Extent item header (24 bytes):

OffsetSizeFieldDescription
08refsTotal reference count for this extent.
88generationTransaction generation when allocated.
168flagsEXTENT_FLAG_DATA (bit 0) for data extents, EXTENT_FLAG_TREE_BLOCK (bit 1) for metadata. BLOCK_FLAG_FULL_BACKREF (bit 8) indicates full backrefs (shared block refs use parent bytenr instead of root ID).

Tree block info (18 bytes, only for non-skinny EXTENT_ITEM with TREE_BLOCK flag):

OffsetSizeFieldDescription
017keyFirst key in the tree block (btrfs_disk_key).
171levelLevel of the tree block.

Backreferences

Backreferences record who uses an extent. They come in two forms: inline (packed inside the extent item’s data) and standalone (separate items in the extent tree).

Inline backreferences follow the extent item header (and tree_block_info if present). Each inline ref has a 1-byte type followed by an 8-byte offset, then type-specific data:

OffsetSizeFieldDescription
01typeOne of the backref type codes below.
18offsetType-dependent (see below).

The backref types:

Type codeNameOffset meaningExtra dataTotal inline size
176TREE_BLOCK_REFRoot tree ID(none)9 bytes
182SHARED_BLOCK_REFParent block bytenr(none)9 bytes
178EXTENT_DATA_REF(see below)28 bytes37 bytes
184SHARED_DATA_REFParent block bytenr4-byte count13 bytes
172EXTENT_OWNER_REFRoot tree ID(none)9 bytes

TREE_BLOCK_REF (type 176): A tree block is referenced by a specific tree (identified by root ID). The offset field IS the root objectid. No additional data. Each such ref contributes 1 to the extent’s refcount.

SHARED_BLOCK_REF (type 182): A tree block is referenced by another tree block (identified by its bytenr) rather than by root ID. This happens during snapshots. The offset field IS the parent block’s bytenr. Each such ref contributes 1 to the extent’s refcount.

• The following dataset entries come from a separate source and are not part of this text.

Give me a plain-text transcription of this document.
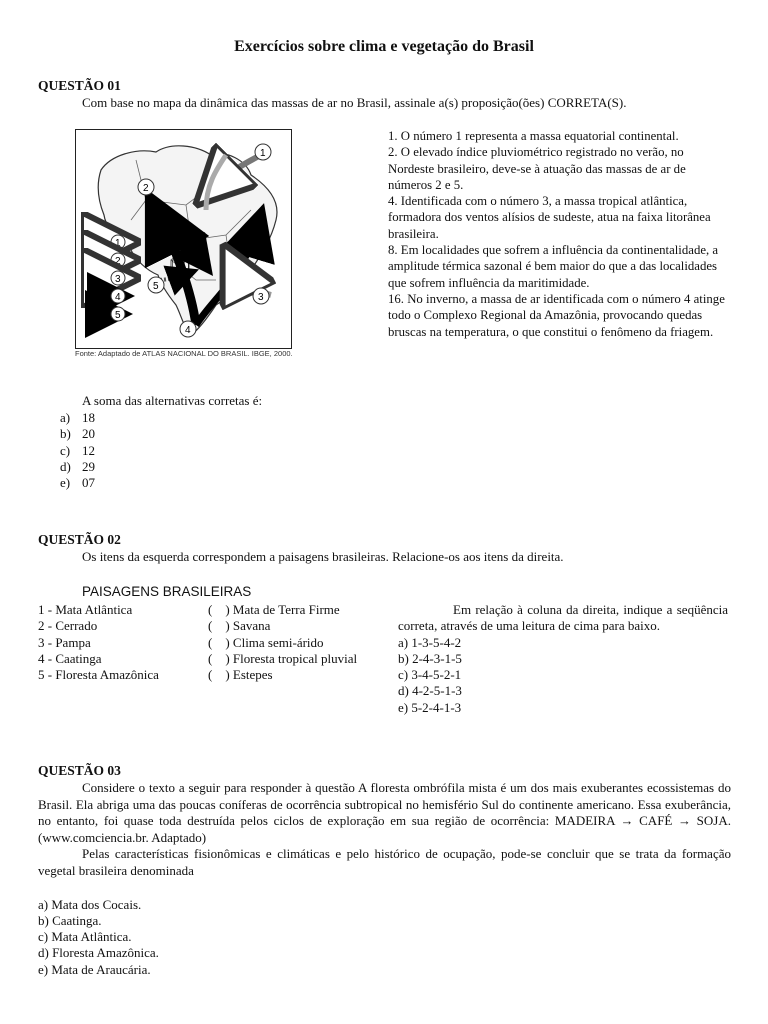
Exercícios sobre clima e vegetação do Brasil
QUESTÃO 01
Com base no mapa da dinâmica das massas de ar no Brasil, assinale a(s) proposição(ões) CORRETA(S).
1
2
3
4
5
1
2
3
4
5
Fonte: Adaptado de ATLAS NACIONAL DO BRASIL. IBGE, 2000.
1. O número 1 representa a massa equatorial continental.
2. O elevado índice pluviométrico registrado no verão, no Nordeste brasileiro, deve-se à atuação das massas de ar de números 2 e 5.
4. Identificada com o número 3, a massa tropical atlântica, formadora dos ventos alísios de sudeste, atua na faixa litorânea brasileira.
8. Em localidades que sofrem a influência da continentalidade, a amplitude térmica sazonal é bem maior do que a das localidades que sofrem influência da maritimidade.
16. No inverno, a massa de ar identificada com o número 4 atinge todo o Complexo Regional da Amazônia, provocando quedas bruscas na temperatura, o que constitui o fenômeno da friagem.
A soma das alternativas corretas é:
a) 18
b) 20
c) 12
d) 29
e) 07
QUESTÃO 02
Os itens da esquerda correspondem a paisagens brasileiras. Relacione-os aos itens da direita.
PAISAGENS BRASILEIRAS
1 - Mata Atlântica
2 - Cerrado
3 - Pampa
4 - Caatinga
5 - Floresta Amazônica
(    ) Mata de Terra Firme
(    ) Savana
(    ) Clima semi-árido
(    ) Floresta tropical pluvial
(    ) Estepes
Em relação à coluna da direita, indique a seqüência correta, através de uma leitura de cima para baixo.
a) 1-3-5-4-2
b) 2-4-3-1-5
c) 3-4-5-2-1
d) 4-2-5-1-3
e) 5-2-4-1-3
QUESTÃO 03
Considere o texto a seguir para responder à questão A floresta ombrófila mista é um dos mais exuberantes ecossistemas do Brasil. Ela abriga uma das poucas coníferas de ocorrência subtropical no hemisfério Sul do continente americano. Essa exuberância, no entanto, foi quase toda destruída pelos ciclos de exploração em sua região de ocorrência: MADEIRA → CAFÉ → SOJA. (www.comciencia.br. Adaptado)
Pelas características fisionômicas e climáticas e pelo histórico de ocupação, pode-se concluir que se trata da formação vegetal brasileira denominada
a) Mata dos Cocais.
b) Caatinga.
c) Mata Atlântica.
d) Floresta Amazônica.
e) Mata de Araucária.
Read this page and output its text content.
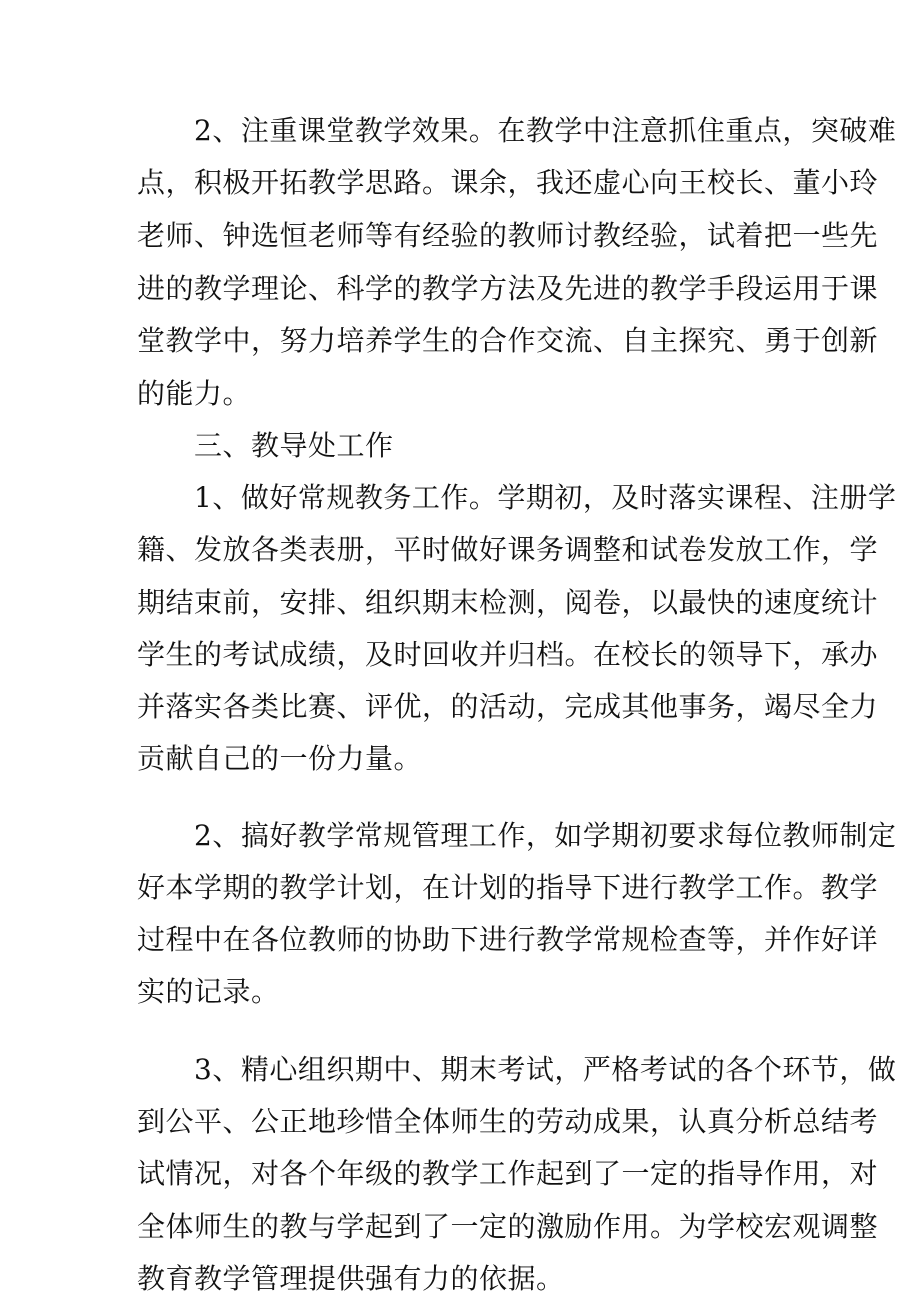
　　2、注重课堂教学效果。在教学中注意抓住重点，突破难
点，积极开拓教学思路。课余，我还虚心向王校长、董小玲
老师、钟选恒老师等有经验的教师讨教经验，试着把一些先
进的教学理论、科学的教学方法及先进的教学手段运用于课
堂教学中，努力培养学生的合作交流、自主探究、勇于创新
的能力。
　　三、教导处工作
　　1、做好常规教务工作。学期初，及时落实课程、注册学
籍、发放各类表册，平时做好课务调整和试卷发放工作，学
期结束前，安排、组织期末检测，阅卷，以最快的速度统计
学生的考试成绩，及时回收并归档。在校长的领导下，承办
并落实各类比赛、评优，的活动，完成其他事务，竭尽全力
贡献自己的一份力量。
　　2、搞好教学常规管理工作，如学期初要求每位教师制定
好本学期的教学计划，在计划的指导下进行教学工作。教学
过程中在各位教师的协助下进行教学常规检查等，并作好详
实的记录。
　　3、精心组织期中、期末考试，严格考试的各个环节，做
到公平、公正地珍惜全体师生的劳动成果，认真分析总结考
试情况，对各个年级的教学工作起到了一定的指导作用，对
全体师生的教与学起到了一定的激励作用。为学校宏观调整
教育教学管理提供强有力的依据。
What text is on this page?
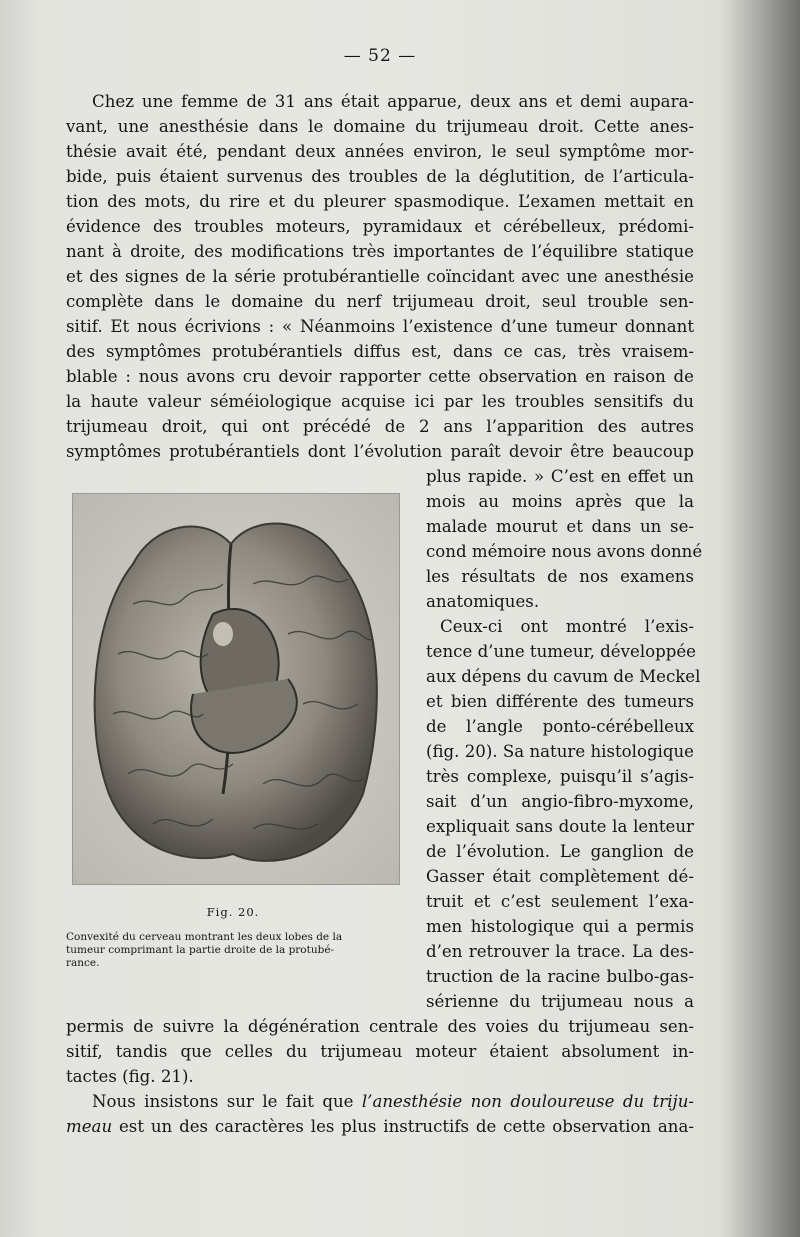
— 52 —
Chez une femme de 31 ans était apparue, deux ans et demi aupara-
vant, une anesthésie dans le domaine du trijumeau droit. Cette anes-
thésie avait été, pendant deux années environ, le seul symptôme mor-
bide, puis étaient survenus des troubles de la déglutition, de l’articula-
tion des mots, du rire et du pleurer spasmodique. L’examen mettait en
évidence des troubles moteurs, pyramidaux et cérébelleux, prédomi-
nant à droite, des modifications très importantes de l’équilibre statique
et des signes de la série protubérantielle coïncidant avec une anesthésie
complète dans le domaine du nerf trijumeau droit, seul trouble sen-
sitif. Et nous écrivions : « Néanmoins l’existence d’une tumeur donnant
des symptômes protubérantiels diffus est, dans ce cas, très vraisem-
blable : nous avons cru devoir rapporter cette observation en raison de
la haute valeur séméiologique acquise ici par les troubles sensitifs du
trijumeau droit, qui ont précédé de 2 ans l’apparition des autres
symptômes protubérantiels dont l’évolution paraît devoir être beaucoup
plus rapide. » C’est en effet un
mois au moins après que la
malade mourut et dans un se-
cond mémoire nous avons donné
les résultats de nos examens
anatomiques.
Ceux-ci ont montré l’exis-
tence d’une tumeur, développée
aux dépens du cavum de Meckel
et bien différente des tumeurs
de l’angle ponto-cérébelleux
(fig. 20). Sa nature histologique
très complexe, puisqu’il s’agis-
sait d’un angio-fibro-myxome,
expliquait sans doute la lenteur
de l’évolution. Le ganglion de
Gasser était complètement dé-
truit et c’est seulement l’exa-
men histologique qui a permis
d’en retrouver la trace. La des-
truction de la racine bulbo-gas-
sérienne du trijumeau nous a
Fig. 20.
Convexité du cerveau montrant les deux lobes de la
tumeur comprimant la partie droite de la protubé-
rance.
permis de suivre la dégénération centrale des voies du trijumeau sen-
sitif, tandis que celles du trijumeau moteur étaient absolument in-
tactes (fig. 21).
Nous insistons sur le fait que l’anesthésie non douloureuse du triju-
meau est un des caractères les plus instructifs de cette observation ana-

EXTENT_DATA_REF (type 178): A data extent is referenced by a file. The inline form packs the following 28 bytes immediately after the type byte (the 8-byte offset from the generic header is actually the first field root of this struct — parse carefully):

OffsetSizeFieldDescription
08rootRoot tree ID containing the referencing inode.
88objectidInode number.
168offsetFile offset where this extent is referenced.
244countNumber of references (typically 1, >1 for reflinked files).

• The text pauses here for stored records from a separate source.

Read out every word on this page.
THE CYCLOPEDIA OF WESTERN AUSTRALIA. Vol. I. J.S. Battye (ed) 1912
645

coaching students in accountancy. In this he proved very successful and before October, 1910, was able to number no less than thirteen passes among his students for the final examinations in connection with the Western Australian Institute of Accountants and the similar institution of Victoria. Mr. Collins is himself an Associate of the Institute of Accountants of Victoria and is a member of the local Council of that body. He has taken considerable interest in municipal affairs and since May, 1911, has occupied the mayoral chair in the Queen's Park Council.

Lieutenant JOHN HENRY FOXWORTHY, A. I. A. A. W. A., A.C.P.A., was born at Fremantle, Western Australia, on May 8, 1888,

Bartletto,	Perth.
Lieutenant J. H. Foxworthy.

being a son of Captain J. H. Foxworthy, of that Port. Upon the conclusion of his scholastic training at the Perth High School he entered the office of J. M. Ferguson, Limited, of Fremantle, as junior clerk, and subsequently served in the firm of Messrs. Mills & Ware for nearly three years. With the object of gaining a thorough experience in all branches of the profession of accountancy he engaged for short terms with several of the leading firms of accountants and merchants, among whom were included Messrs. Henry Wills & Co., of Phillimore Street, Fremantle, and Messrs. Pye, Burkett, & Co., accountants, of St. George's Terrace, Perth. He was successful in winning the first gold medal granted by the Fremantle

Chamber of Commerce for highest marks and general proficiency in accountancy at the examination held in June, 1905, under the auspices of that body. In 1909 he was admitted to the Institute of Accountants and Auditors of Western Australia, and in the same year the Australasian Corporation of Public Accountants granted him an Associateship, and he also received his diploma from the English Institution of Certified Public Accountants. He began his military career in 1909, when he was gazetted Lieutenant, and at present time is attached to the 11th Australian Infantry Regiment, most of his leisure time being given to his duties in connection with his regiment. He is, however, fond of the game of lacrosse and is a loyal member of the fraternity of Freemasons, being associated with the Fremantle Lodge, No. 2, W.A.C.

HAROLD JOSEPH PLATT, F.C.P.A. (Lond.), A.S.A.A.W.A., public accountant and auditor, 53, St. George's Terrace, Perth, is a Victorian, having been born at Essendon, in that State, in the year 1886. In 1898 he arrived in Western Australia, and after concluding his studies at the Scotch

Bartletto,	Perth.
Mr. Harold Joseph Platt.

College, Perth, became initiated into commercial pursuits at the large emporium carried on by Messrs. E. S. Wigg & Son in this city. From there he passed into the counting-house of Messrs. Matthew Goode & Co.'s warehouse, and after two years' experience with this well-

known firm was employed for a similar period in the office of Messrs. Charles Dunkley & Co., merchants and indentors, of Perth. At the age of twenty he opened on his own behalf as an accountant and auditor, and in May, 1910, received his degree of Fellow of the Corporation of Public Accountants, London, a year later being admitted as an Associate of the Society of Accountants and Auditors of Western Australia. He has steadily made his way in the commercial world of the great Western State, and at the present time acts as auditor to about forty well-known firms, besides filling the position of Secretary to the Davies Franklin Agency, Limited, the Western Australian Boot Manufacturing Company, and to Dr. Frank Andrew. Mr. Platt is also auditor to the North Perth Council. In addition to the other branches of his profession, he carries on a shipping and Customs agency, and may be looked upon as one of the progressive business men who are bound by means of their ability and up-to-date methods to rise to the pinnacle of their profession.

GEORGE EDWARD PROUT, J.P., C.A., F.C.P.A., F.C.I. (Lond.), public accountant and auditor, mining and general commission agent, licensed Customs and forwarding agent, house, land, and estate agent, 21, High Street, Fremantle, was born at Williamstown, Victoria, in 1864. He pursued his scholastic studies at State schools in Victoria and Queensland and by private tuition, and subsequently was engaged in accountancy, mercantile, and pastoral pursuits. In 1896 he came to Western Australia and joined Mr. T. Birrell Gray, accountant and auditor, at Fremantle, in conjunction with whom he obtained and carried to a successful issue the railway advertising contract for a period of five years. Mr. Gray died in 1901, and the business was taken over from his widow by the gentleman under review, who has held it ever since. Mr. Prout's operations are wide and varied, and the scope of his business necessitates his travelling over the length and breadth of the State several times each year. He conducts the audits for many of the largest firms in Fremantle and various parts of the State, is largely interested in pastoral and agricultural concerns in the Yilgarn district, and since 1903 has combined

Each EXTENT_DATA_REF contributes count to the extent’s refcount.

SHARED_DATA_REF (type 184): A data extent is referenced through a shared tree block (snapshot). The offset field is the parent block bytenr. Additional 4 bytes:

OffsetSizeFieldDescription
04countReference count from this parent.

Each SHARED_DATA_REF contributes count to the extent’s refcount.

Standalone backreferences: When inline refs don’t fit in the extent item (rare, happens with many references), they overflow to standalone items:

  • TREE_BLOCK_REF_KEY (176): key (extent_bytenr, 176, root_id), no data.
  • SHARED_BLOCK_REF_KEY (182): key (extent_bytenr, 182, parent_bytenr), no data.
  • EXTENT_DATA_REF_KEY (178): key (extent_bytenr, 178, hash), 28-byte btrfs_extent_data_ref data. The hash is computed as:
    high_crc = crc32c(seed=0xFFFFFFFF, root.to_le_bytes())
    low_crc  = crc32c(seed=0xFFFFFFFF, objectid.to_le_bytes())
    low_crc  = crc32c(seed=low_crc,    offset.to_le_bytes())
    hash     = (high_crc as u64) << 31 ^ (low_crc as u64)
    
    Note: these are raw CRC32C (no final inversion), not the standard ISO 3309 form.
  • SHARED_DATA_REF_KEY (184): key (extent_bytenr, 184, parent_bytenr), 4-byte count.

Delayed references

Modifying a tree generates many reference count updates (every COWed block creates a new ref and removes an old ref). Processing each one immediately would cause excessive extent tree modifications. Instead, reference updates are queued and batched:

  1. When a block is COWed, queue: +1 ref at new_bytenr, -1 ref at old_bytenr.
  2. When a block is allocated for splitting, queue +1 ref.
  3. When blocks are freed (e.g., after merging), queue -1 ref.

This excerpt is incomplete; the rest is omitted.